LA PROPAGACIÓN DE LA DEVOCIÓN A LA DIVINA MISERICORDIA

“Debes mostrar misericordia al prójimo siempre y en  todas partes. No puedes dejar de hacerlo ni excusarte ni justificarte. Te doy tres formas de ejercer misericordia al prójimo: la primera - la acción, la segunda - la palabra, la tercera - la oración. En estas tres formas está contenida la plenitud de la misericordia y es el testimonio irrefutable del amor hacia Mí. De este modo el alma alaba y adora Mi misericordia” (Diario, 742).

“... Escríbelo para muchas almas que a veces se afligen por no tener bienes materiales, para practicar con ellos la misericordia. Sin embargo, el mérito mucho más grande lo tiene la misericordia espiritual que no necesita ni autorización ni granero siendo accesible a cualquier alma. Si el alma no practica la misericordia de alguna manera no conseguirá Mi misericordia en le día del juicio” (Diario, 1317).

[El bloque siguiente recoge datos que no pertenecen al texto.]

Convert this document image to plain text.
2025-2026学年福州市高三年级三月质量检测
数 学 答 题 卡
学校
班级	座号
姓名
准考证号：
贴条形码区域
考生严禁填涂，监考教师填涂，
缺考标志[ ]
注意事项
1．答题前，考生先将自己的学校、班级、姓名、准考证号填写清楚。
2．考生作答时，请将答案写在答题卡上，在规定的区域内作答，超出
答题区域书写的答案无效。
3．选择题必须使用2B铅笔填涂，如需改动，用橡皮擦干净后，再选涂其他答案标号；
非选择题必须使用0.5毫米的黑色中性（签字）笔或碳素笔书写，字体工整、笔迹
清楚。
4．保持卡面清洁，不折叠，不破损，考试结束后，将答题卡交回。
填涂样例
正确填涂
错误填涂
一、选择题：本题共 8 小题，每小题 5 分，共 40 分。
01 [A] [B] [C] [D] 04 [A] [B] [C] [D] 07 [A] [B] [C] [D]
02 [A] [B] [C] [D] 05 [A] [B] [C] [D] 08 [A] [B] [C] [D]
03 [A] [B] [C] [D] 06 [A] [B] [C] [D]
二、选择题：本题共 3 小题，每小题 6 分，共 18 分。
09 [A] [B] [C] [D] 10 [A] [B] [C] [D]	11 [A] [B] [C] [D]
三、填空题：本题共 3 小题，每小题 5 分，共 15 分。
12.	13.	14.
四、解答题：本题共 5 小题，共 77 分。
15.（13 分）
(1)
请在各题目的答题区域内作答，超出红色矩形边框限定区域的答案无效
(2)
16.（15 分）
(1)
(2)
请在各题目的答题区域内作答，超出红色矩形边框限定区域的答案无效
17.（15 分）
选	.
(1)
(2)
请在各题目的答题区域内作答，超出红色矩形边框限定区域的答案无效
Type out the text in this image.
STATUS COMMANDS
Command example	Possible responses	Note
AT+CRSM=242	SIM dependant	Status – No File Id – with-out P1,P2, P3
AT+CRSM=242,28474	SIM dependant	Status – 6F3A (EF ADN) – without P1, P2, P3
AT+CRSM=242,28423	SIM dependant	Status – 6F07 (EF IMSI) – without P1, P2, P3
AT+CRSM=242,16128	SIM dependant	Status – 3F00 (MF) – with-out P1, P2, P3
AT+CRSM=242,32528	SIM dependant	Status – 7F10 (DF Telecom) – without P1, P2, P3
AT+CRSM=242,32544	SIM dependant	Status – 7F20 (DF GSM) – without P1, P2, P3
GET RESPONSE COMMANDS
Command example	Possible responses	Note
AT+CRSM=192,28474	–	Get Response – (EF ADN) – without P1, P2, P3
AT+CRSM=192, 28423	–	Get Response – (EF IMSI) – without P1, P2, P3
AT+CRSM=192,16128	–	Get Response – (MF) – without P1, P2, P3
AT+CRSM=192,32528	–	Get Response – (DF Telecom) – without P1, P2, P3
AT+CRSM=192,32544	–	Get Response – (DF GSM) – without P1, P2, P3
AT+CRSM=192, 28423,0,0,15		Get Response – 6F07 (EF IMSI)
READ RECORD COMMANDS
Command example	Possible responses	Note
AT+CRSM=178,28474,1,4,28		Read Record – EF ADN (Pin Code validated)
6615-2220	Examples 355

“...haz lo que esté en tu poder para difundir la devoción a Mi misericordia. Yo supliré
lo que te falta. Dile a la humanidad doliente que se abrace a Mi Corazón misericordioso
y Yo la llenaré de paz. Di, que soy el Amor y la Misericordia Mismos. Cuando un alma
se acerca a Mí con confianza, la colmo con tal abundancia de gracias que ella no puede contenerlas en sí misma, sino que las irradia sobre otras almas. A las almas que propagan la devoción a Mi misericordia, las protejo por toda su vida, como una madre cariñosa
a su bebe...” (Diario, 1075).

“A los sacerdotes que proclamen y alaben Mi misericordia, les daré una fuerza prodigiosa y ungiré sus palabras y conmoveré los corazones a los cuales hablen” (Diario, 1521).




LA NUEVA CONGREGACIÓN

Sor Faustina trató de discernir el plan de Dios de crear una nueva congregación. En esta intención ofreció a Dios muchas oraciones y muchos sufrimientos. En junio de 1935 en Vilna (Lituania) anotó:

“Dios exige que hubiera una Congregación, que proclamara la Divina Misericordia
y la implorase para el mundo” (Diario, 436).

”Deseo que haya tal Congregación...” (Diario, 437).

”Vi el convento de esta nueva Congregación. Una casa amplia y espaciosa, visité cada cuarto uno tras otro; vi que la Divina Providencia había provisto cada lugar de todo lo
que era necesario (...). Durante la Santa Misa me vino la luz y una profunda comprensión de toda esta obra y en mi alma no quedó ni una sombra de duda. El Señor me ha hecho conocer su voluntad en tres matices, pero este es uno.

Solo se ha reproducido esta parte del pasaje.